I say this is familiar because I see papers published all the time that have the word “evolution” in the title, use evolutionary theory as a guiding principle, and come to conclusions that support evolutionary theory, and creationists look at it and say that they’ve just disproved evolution, or that the work proves Intelligent Design creationism. It’s really easy for someone ignorant of a field to browse a paper that does not spell out its case for evolution (and most of them don’t — it’s taken for granted) and read into it ideas that aren’t there. Case in point: Phil Skell. You can also read anything on Uncommon Descent that mentions a scientific result and find a parade of buffoons distorting it to mean the opposite of what the work actually implies.

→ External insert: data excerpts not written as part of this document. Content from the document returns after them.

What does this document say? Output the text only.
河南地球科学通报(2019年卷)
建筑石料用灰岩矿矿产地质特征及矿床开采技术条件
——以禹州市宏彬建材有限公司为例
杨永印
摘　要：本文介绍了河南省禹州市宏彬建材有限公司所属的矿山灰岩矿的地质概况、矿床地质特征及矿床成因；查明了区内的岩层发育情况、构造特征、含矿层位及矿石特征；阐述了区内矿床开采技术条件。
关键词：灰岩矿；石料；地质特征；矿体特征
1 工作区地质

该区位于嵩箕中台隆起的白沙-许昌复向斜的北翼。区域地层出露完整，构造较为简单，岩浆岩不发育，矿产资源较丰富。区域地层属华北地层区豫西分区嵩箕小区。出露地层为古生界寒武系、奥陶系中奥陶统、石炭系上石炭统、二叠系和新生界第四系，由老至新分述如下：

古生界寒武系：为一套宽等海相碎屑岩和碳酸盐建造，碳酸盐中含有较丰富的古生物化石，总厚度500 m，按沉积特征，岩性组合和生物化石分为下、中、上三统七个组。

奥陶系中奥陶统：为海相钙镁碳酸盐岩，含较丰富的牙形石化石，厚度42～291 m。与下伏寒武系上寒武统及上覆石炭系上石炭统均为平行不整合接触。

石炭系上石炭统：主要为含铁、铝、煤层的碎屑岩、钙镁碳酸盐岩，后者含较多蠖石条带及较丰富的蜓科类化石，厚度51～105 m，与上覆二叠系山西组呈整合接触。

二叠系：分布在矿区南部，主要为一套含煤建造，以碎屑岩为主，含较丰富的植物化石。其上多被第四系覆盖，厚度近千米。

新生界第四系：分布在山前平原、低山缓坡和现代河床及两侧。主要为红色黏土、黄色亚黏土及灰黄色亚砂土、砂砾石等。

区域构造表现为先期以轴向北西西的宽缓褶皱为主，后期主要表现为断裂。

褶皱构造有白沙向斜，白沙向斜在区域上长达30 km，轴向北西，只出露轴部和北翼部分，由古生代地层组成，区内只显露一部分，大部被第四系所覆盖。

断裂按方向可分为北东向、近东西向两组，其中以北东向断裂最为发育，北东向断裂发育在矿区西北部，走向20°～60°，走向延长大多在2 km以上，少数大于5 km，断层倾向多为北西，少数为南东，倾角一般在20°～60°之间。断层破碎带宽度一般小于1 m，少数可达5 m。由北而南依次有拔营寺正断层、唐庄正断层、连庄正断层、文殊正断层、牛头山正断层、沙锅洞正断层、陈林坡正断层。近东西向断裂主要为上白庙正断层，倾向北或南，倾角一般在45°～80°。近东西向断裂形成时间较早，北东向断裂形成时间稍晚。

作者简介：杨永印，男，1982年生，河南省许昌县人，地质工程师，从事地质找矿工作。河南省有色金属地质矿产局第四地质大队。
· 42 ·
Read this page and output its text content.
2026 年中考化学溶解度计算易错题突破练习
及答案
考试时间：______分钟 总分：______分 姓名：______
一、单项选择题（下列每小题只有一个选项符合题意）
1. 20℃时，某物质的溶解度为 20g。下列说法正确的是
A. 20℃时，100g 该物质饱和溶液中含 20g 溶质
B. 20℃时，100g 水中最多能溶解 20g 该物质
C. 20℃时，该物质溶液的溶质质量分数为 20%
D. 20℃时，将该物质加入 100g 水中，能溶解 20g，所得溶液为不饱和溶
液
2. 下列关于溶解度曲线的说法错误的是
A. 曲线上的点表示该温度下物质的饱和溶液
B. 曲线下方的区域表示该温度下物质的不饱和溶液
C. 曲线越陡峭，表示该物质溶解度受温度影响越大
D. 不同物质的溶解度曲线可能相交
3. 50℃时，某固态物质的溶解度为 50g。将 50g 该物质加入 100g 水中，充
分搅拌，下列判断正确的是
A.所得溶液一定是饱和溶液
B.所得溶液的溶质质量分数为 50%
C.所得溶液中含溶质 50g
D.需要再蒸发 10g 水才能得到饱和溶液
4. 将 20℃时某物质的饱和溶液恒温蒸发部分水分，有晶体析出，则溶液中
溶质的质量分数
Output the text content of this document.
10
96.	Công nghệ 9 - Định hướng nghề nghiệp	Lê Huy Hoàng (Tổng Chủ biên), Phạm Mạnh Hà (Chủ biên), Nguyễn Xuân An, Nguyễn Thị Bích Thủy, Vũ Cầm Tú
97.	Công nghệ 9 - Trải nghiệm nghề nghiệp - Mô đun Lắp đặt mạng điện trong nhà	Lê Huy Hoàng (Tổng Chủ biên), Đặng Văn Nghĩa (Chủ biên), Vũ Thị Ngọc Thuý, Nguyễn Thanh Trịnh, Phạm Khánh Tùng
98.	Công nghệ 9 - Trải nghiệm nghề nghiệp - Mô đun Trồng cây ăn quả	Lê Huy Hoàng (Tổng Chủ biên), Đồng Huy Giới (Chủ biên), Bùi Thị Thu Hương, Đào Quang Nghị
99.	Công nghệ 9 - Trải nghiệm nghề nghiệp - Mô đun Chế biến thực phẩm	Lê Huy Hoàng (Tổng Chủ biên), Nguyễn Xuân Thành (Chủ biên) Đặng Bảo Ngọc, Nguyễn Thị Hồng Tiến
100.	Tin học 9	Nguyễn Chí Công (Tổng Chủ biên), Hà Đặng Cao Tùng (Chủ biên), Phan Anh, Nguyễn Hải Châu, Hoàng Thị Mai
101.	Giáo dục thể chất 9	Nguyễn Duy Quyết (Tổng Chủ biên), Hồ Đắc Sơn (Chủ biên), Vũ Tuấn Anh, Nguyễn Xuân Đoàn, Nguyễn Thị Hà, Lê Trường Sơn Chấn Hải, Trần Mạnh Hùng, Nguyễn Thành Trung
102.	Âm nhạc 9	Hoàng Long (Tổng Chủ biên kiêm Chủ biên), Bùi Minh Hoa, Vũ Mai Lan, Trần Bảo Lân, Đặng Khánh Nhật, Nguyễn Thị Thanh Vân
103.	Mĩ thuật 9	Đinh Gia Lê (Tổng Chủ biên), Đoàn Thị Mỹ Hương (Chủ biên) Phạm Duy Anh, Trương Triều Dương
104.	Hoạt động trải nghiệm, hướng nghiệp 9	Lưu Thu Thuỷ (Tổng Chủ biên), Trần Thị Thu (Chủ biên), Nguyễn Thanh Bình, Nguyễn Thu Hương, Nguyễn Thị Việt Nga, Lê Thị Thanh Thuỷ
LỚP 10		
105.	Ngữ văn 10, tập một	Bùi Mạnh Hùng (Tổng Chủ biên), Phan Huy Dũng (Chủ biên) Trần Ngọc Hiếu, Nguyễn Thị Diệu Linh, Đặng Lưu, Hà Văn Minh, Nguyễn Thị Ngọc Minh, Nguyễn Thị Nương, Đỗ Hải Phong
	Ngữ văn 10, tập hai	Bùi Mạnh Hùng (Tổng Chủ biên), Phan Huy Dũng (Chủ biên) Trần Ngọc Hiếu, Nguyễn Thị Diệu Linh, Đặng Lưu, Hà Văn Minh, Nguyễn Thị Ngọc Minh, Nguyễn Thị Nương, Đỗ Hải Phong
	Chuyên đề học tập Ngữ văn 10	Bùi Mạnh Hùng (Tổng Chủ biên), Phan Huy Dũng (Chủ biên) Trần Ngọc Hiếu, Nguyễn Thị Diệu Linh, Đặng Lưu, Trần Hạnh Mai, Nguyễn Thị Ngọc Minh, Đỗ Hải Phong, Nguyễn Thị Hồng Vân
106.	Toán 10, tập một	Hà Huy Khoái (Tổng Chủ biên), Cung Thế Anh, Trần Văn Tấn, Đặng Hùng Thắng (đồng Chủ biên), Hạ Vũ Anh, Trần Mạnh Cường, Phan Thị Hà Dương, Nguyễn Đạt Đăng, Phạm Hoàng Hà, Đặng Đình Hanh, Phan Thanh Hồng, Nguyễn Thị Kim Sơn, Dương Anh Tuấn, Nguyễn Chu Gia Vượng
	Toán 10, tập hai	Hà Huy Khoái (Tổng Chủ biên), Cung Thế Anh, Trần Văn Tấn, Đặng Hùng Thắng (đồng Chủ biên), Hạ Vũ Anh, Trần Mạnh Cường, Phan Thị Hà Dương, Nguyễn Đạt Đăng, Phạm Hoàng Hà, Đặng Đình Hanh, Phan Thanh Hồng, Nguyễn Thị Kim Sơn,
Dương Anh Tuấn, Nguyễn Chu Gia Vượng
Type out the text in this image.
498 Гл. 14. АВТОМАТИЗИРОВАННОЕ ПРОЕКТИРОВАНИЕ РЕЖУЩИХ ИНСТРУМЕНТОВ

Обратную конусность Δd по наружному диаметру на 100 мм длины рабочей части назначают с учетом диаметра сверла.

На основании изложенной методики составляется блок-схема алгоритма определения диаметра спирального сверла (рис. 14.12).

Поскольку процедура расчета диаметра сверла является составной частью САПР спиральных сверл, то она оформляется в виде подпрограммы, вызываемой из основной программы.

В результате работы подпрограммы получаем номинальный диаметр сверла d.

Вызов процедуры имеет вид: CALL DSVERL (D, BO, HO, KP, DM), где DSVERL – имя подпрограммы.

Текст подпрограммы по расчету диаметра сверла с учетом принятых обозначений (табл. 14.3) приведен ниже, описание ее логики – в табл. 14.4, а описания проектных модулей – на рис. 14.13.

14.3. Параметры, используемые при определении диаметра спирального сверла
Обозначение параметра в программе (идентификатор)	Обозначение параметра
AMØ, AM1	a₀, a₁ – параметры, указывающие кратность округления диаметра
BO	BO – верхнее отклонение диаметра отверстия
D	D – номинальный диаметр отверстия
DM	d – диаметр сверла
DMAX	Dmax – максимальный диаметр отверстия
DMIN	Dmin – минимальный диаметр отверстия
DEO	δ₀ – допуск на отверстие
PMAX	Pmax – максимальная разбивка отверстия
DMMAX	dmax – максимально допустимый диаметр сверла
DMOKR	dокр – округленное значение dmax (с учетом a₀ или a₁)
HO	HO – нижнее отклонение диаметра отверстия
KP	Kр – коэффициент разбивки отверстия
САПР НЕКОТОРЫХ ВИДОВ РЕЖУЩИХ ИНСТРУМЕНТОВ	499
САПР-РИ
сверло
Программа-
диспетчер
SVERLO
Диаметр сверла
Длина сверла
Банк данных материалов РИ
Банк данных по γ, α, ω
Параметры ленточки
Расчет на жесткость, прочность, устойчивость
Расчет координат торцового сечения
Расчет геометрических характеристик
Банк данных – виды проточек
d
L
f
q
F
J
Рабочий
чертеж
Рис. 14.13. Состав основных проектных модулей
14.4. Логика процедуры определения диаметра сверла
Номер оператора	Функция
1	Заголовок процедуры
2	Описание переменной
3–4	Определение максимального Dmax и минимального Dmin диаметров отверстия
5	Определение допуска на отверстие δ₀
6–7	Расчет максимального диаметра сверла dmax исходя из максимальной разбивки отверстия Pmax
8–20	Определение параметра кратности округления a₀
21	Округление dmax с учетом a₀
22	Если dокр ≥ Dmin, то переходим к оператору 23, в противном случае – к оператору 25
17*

In the Oreskes case, we’ve got an unqualified individual, Klaus-Martin Schulte, a medical researcher, digging into the databases and trying to tell us that they say something compatible with the denialist position. He sounds like another Skell, maybe not quite so deranged, but still babbling. On the other side, we’ve got Oreskes herself responding to and refuting Shulte’s bogosity. It’s great fun to read and far more persuasive, since she doesn’t rely on mangling science to make her case.

I’m not a climatologist either, but I think I can tell who I trust. And it isn’t the revisionist who tries to twist scientific papers, and who thinks that the absence of an explicit endorsement of a widely accepted scientific theory means the paper does not support said theory.

I just realized … none of my work ever came out and said “These results prove Cell Theory.” Does that mean cell theory is in trouble now, too?